A posição, reforçada pela representação do povo Ãwa e pela Funai, foi admitida por unanimidade pelo tribunal. O relator do processo no TRF-1, o juiz federal Emmanuel Mascena de Medeiros, também destacou que a decisão invadiu “a competência do poder Executivo na definição dos limites territoriais da área a ser demarcada, que deve respeitar metodologia propriamente antropológica”.

“O mérito da questão exige um conhecimento tão específico que refoge a qualquer análise no âmbito judicial”, ressaltou o relator.

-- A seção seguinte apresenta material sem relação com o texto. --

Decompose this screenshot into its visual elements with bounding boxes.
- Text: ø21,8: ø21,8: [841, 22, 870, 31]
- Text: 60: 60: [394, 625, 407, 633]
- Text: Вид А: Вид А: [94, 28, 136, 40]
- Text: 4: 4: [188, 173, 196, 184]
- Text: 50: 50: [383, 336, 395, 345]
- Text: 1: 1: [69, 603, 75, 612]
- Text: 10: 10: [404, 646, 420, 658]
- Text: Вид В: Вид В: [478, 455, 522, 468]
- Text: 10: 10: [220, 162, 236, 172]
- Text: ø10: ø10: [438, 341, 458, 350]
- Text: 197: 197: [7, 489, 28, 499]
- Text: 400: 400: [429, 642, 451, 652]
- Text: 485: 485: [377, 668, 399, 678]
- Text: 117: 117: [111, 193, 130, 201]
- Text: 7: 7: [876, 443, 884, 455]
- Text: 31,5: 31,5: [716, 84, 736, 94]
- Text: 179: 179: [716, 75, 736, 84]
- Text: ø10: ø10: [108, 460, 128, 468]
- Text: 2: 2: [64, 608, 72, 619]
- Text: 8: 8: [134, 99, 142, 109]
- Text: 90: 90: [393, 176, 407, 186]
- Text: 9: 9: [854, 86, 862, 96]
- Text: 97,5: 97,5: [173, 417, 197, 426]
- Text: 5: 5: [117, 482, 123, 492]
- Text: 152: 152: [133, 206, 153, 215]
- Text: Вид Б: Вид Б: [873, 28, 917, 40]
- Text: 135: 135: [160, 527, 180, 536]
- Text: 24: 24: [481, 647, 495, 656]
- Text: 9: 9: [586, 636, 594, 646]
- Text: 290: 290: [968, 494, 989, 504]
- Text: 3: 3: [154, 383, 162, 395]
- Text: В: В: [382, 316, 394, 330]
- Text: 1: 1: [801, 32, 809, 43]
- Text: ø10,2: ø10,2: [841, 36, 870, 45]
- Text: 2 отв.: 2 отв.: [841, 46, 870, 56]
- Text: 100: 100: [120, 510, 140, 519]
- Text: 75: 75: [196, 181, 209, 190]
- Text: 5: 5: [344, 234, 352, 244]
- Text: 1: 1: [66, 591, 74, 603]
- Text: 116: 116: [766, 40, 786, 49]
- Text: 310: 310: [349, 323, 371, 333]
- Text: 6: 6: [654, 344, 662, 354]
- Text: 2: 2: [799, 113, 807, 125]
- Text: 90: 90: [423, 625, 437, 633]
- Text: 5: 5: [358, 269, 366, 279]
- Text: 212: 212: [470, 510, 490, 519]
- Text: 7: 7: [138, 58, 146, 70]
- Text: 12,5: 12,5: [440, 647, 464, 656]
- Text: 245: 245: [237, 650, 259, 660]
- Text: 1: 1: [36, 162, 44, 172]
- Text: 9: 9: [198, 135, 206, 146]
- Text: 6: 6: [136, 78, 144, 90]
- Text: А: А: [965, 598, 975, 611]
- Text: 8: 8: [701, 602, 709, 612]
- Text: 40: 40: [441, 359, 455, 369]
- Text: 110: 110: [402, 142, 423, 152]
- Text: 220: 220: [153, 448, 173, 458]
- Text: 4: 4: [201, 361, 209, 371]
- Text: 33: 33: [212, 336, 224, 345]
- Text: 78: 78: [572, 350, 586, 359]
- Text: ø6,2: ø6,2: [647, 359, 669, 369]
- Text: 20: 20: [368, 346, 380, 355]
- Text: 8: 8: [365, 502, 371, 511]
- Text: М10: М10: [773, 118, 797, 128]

“Por grave omissão e negligência da Funai, o assentamento do Incra foi instituído na década de 1990 exatamente na área onde os 11 sobreviventes foram atacados e capturados pela Funai, fato de conhecimento público e notório na região”

 

Erros em sequência

A demarcação da TI Taego Ãwa era questionada pelo fazendeiro Elias Isaac Abrahão e pela empresa Eletroenge Agropecuaria Ltda, proprietários das fazendas Santa Júlia e Eletroenge, incidentes sobre o território, e pela Associação Comunitária dos Pequenos Produtores Rurais do PA Caracol, onde vivem 128 famílias. Todos eram representados pelo mesmo escritório de advocacia.

O juiz federal de Gurupi não admitiu os pedidos do fazendeiro e da empresa, mas acatou, em partes, uma proposta apresentada pelo Incra, excluindo do perímetro da TI inclusive de áreas consideradas sagradas pelos Avá-Canoeiro.

Em nota técnica publicada em 2023 pela Coordenação das Organizações Indígenas da Amazônia Brasileira (Coiab), a antropóloga Patrícia Mendonça e a bióloga Luciana Ferraz caracterizam as violações e o esbulho do território Ãwa como uma “sequência de erros do Estado brasileiro”.

Originalmente, o PA Caracol era destinado ao assentamento das famílias que foram retiradas da Ilha do Bananal na década de 1990, durante a desintrusão da área finalmente reconhecida como indígena – e amplamente invadida ao longo do século XX, com a anuência do Estado e apoio de grandes grupos econômicos.

A correção de um erro, no entanto, deu origem a outro: o reassentamento destas famílias ocorreu, justamente, no território tradicional dos Avá-Canoeiro. Dos 17 mil hectares do assentamento, 16 mil estão totalmente sobrepostos à TI Taego Ãwa, cobrindo cerca de 54% da área da TI.

“Por grave omissão e negligência da Funai, o assentamento do Incra foi instituído na década de 1990 exatamente na área onde os 11 sobreviventes foram atacados e capturados pela Funai, fato de conhecimento público e notório na região”, apontam as pesquisadoras.

“Na época da captura, a área pertencia à antiga Fazenda Canuanã / Fundação Bradesco, que se apropriou de vastas porções do território compartilhado pelos Javaé e Avá-Canoeiro na margem direita do Rio Javaés com o apoio dos governos militares”, destaca a nota técnica.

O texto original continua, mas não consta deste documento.